Que respecto de la figura de “acoso sexual”,  en la Ciudad Autónoma de Buenos Aires rige la ley 5.742 donde lo  tipifica en su art. 2° que reza “ Se entiende por Acoso Sexual en espacios públicos o de acceso público a las conductas físicas o verbales de naturaleza o connotación sexual, basadas en el género, identidad y/u orientación sexual, realizadas por una o más personas en contra de otra u otras, quienes no desean o rechazan estas conductas en tanto afectan su dignidad, sus derechos fundamentales como la libertad, integridad y libre tránsito, creando en ellas intimidación, hostilidad, degradación, humillación o un ambiente ofensivo en los espacios públicos y en los espacios privados de acceso público.”

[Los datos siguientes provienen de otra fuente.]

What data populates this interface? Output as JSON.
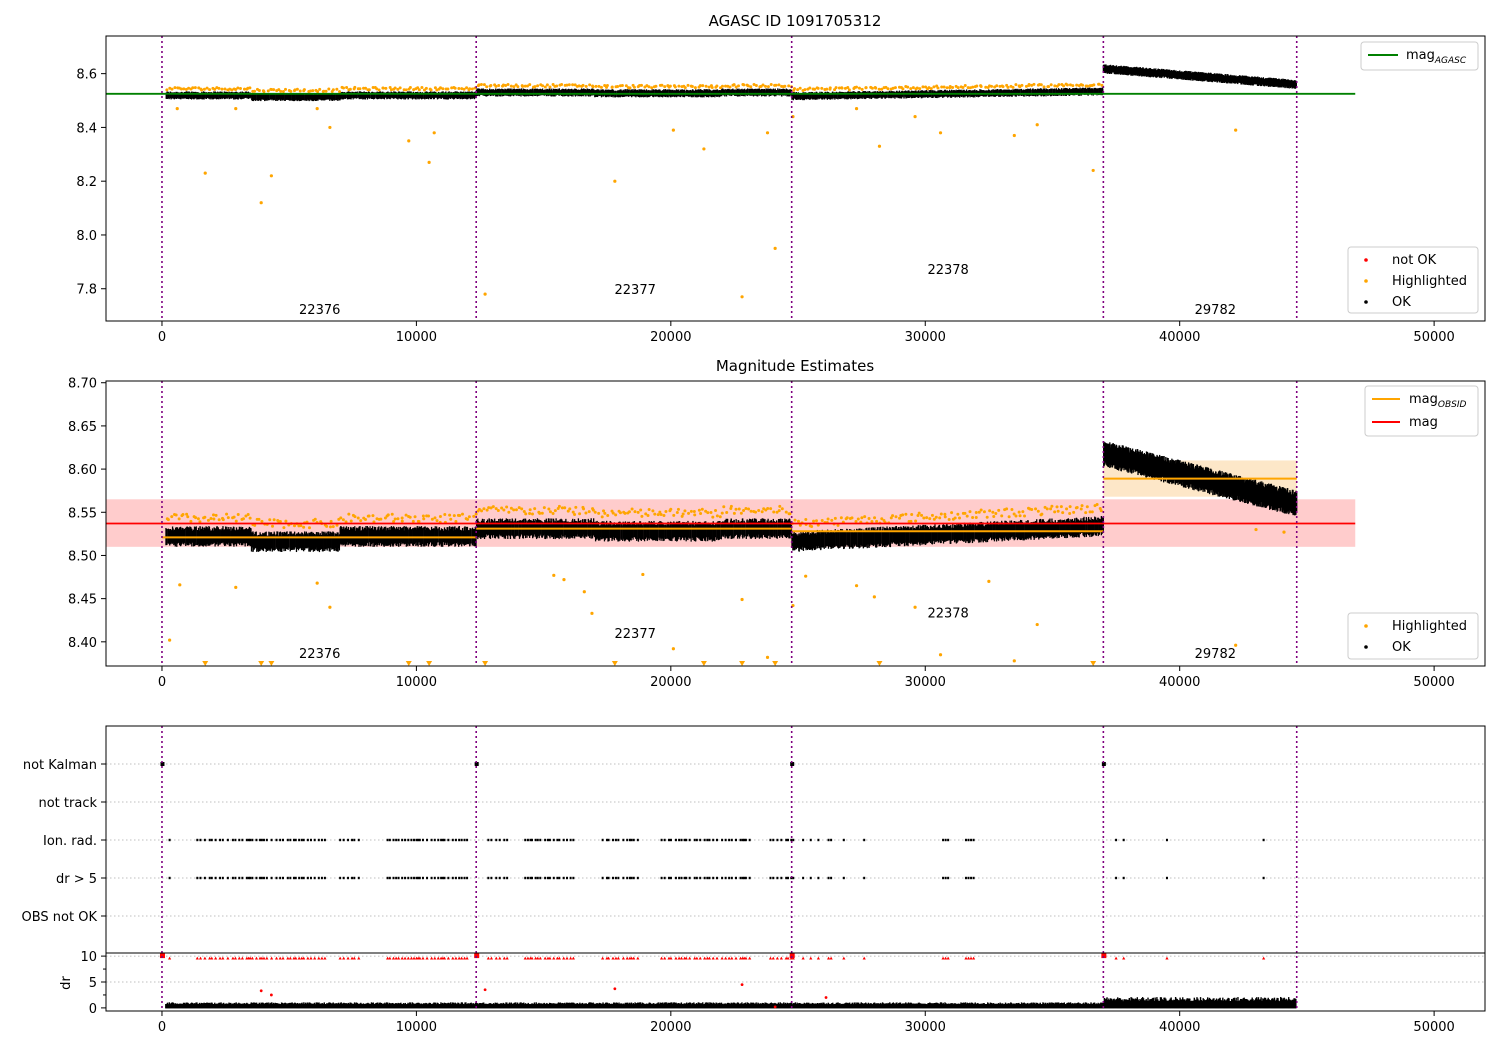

 Que las situaciones de acoso sexual se presentan en distintos ámbitos laborales y educativos, con independencia del tipo de relación –sean jerárquicas o no- de las cuales la inmensa mayoría son padecidas por las mujeres.

 

 Que esto se debe a la persistencia de patrones socio-culturales que reproducen la desigualdad estructural basada en el sexo de las personas y que sostienen las diversas formas de violencia contra las mujeres.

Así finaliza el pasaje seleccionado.